The reason why predict
does not provide standard errors
and thus confidence intervals for a nls
object is that the
estimated expected response is not a linear function of the
model parameters in a nonlinear model. The nlsint
function
uses what is called the delta method to come up with an
approximate standard error.
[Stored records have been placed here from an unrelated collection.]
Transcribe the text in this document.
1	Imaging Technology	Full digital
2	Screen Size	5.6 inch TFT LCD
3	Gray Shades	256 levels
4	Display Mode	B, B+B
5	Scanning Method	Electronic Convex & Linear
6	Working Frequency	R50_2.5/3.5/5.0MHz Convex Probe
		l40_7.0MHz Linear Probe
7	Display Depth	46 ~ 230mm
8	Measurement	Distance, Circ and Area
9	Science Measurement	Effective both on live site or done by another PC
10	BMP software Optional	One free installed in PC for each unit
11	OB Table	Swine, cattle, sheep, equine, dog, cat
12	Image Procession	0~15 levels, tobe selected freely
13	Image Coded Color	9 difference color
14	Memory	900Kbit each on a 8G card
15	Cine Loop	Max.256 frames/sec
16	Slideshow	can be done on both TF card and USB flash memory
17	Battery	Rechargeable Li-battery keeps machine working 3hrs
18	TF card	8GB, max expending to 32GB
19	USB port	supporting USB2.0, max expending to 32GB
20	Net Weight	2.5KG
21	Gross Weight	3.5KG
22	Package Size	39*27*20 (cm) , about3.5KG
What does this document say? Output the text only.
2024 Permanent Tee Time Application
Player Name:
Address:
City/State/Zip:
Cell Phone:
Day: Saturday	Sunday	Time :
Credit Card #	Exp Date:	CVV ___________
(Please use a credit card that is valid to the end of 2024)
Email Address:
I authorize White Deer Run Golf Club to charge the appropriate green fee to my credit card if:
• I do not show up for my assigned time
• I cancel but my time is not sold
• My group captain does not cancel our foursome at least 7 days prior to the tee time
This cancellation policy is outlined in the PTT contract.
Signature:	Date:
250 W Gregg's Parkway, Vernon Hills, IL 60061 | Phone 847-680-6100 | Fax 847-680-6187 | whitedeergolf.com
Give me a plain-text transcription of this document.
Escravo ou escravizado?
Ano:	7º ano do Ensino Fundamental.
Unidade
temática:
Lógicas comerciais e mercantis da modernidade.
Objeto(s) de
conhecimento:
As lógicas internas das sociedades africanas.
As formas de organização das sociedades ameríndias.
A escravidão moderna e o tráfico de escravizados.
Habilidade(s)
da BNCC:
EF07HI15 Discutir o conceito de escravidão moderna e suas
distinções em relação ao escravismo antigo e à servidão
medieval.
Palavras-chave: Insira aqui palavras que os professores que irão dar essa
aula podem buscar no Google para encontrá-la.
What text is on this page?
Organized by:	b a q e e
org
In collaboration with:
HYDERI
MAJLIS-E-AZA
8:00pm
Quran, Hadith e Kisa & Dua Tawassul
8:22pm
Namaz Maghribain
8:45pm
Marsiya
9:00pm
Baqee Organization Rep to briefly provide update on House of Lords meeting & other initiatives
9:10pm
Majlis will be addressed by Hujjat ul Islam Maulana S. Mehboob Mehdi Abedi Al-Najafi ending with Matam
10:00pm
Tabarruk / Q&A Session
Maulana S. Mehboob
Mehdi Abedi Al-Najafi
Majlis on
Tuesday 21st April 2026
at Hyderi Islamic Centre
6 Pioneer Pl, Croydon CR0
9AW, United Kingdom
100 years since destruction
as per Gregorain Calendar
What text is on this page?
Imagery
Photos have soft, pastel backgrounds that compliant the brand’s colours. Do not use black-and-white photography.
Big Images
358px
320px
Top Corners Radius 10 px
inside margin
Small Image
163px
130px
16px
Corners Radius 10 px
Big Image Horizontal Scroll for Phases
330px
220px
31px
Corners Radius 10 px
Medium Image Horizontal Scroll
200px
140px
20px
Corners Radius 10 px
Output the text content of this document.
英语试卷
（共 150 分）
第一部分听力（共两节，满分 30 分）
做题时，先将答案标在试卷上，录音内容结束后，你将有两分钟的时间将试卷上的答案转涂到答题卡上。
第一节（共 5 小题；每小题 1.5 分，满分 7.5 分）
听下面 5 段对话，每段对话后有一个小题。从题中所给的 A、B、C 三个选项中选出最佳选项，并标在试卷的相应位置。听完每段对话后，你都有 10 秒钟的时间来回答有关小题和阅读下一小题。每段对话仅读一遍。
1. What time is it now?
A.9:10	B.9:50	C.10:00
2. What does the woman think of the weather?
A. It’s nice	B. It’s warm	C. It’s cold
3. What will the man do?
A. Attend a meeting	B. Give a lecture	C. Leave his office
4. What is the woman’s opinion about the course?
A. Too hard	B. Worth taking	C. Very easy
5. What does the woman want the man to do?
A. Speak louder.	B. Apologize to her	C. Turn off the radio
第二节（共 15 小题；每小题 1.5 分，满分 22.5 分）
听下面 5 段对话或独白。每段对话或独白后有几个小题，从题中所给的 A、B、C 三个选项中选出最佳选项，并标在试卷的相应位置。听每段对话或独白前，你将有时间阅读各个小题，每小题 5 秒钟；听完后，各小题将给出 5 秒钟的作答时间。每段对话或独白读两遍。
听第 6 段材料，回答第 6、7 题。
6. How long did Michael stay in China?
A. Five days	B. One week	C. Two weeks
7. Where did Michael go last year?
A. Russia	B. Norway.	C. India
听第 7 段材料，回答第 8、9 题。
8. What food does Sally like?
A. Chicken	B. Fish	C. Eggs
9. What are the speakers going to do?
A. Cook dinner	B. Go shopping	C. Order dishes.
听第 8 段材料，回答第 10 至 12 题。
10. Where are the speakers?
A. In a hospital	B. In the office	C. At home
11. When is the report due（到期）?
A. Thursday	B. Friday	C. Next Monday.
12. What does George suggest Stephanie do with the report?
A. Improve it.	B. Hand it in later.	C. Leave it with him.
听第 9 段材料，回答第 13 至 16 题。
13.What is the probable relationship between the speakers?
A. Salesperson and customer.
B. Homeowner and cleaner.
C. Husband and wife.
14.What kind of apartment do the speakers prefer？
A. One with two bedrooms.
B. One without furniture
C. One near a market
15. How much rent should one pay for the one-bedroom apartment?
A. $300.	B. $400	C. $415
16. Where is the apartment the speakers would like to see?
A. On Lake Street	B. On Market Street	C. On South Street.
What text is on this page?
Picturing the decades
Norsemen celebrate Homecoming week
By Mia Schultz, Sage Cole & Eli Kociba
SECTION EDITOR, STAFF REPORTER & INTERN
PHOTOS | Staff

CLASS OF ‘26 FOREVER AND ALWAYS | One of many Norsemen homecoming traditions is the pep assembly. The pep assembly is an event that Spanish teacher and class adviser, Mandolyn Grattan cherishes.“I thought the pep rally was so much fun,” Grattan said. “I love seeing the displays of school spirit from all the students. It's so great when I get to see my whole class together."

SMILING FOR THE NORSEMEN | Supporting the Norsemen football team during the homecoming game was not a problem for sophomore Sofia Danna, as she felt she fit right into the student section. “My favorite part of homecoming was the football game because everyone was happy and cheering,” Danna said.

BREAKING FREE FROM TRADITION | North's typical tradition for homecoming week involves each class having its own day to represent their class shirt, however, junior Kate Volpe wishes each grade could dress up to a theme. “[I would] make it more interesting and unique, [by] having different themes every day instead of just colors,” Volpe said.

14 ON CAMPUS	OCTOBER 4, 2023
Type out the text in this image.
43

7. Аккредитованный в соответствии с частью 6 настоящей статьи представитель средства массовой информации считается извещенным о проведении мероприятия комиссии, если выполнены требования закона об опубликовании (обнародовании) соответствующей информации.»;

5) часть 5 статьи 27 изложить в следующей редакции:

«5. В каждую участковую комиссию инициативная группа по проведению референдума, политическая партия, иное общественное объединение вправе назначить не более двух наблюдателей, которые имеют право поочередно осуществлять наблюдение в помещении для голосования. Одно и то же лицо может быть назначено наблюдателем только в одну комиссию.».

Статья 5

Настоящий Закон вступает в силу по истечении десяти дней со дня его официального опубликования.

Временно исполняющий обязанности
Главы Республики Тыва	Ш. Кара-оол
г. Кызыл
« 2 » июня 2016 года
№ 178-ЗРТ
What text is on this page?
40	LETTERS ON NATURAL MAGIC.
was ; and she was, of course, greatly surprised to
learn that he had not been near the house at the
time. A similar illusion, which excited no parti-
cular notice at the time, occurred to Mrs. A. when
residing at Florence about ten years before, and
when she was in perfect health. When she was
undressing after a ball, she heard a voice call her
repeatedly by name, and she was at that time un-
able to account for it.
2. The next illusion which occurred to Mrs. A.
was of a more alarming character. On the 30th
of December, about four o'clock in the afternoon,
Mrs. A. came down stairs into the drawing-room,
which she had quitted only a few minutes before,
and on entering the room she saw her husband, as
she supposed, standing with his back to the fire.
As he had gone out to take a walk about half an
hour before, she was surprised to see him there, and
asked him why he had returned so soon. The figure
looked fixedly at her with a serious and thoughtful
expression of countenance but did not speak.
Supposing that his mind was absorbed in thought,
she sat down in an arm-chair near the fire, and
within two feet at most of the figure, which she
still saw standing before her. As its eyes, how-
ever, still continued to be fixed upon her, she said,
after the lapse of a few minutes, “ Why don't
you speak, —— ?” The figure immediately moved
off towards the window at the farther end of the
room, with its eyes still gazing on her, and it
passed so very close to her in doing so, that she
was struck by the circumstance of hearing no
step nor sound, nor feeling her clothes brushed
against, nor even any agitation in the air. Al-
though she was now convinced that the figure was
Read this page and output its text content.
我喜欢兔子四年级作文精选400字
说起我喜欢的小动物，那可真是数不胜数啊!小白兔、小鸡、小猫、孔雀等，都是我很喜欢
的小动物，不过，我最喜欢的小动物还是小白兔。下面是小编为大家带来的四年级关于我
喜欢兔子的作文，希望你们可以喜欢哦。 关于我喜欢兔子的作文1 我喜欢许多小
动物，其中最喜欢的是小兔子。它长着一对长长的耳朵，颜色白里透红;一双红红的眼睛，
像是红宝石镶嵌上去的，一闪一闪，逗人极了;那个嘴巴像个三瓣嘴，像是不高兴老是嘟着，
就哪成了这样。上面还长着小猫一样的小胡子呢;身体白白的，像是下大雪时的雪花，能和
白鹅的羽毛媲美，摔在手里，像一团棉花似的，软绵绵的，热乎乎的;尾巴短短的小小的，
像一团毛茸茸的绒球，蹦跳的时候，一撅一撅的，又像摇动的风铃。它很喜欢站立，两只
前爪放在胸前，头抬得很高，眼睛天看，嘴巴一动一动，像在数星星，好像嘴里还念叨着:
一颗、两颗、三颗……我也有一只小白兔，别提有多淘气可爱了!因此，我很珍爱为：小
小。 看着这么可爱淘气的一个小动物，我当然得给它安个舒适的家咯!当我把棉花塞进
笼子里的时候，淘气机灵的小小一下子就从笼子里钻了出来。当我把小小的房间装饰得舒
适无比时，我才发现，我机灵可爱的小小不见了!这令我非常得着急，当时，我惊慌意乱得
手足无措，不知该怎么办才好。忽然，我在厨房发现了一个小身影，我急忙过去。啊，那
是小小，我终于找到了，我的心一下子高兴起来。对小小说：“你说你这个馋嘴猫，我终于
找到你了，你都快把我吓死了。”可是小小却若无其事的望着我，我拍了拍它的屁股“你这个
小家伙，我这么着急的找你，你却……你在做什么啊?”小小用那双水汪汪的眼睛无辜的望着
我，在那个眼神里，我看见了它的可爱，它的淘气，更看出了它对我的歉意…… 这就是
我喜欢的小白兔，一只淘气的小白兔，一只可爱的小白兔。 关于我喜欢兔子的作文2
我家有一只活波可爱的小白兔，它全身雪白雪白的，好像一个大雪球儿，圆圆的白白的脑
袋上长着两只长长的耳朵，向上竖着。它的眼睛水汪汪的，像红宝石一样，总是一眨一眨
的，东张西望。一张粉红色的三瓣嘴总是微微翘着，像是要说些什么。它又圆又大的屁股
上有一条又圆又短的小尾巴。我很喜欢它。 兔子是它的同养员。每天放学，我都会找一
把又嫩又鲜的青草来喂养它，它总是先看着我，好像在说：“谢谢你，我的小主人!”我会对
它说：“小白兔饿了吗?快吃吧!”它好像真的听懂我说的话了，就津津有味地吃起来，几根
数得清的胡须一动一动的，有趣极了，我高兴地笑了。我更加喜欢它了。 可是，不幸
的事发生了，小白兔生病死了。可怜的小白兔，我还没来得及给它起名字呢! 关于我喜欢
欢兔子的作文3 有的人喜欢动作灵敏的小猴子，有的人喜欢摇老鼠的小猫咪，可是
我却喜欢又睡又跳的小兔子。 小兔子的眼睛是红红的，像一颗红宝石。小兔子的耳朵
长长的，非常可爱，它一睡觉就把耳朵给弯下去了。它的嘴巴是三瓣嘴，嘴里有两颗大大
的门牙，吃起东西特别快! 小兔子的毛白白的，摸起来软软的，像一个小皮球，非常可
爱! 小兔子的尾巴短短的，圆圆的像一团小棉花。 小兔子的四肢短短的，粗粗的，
We will discuss the delta method later.
The nlsint
function is also useful for plotting
confidence and/or prediction intervals.
d <- expand.grid(supp = c("OJ", "VC"), dose = seq(0, 2.25, length = 100))
d <- cbind(d, nlsint(m, newdata = d))
p <- ggplot(ToothGrowth, aes(x = dose, y = len)) +
geom_point() + facet_wrap(~ supp) + theme_minimal() +
geom_line(aes(y = fit), data = d) +
geom_ribbon(aes(x = dose, ymin = lwr, ymax = upr, y = NULL),
alpha = 0.25, data = d) +
labs(x = "Dose (mg/day)", y = "Odontoblast Length")
plot(p)
d <- expand.grid(supp = c("OJ", "VC"), dose = seq(0, 2.25, length = 100))
d <- cbind(d, nlsint(m, newdata = d, interval = "prediction"))
p <- p + geom_ribbon(aes(x = dose, ymin = lwr, ymax = upr, y = NULL),
alpha = 0.25, data = d)
plot(p)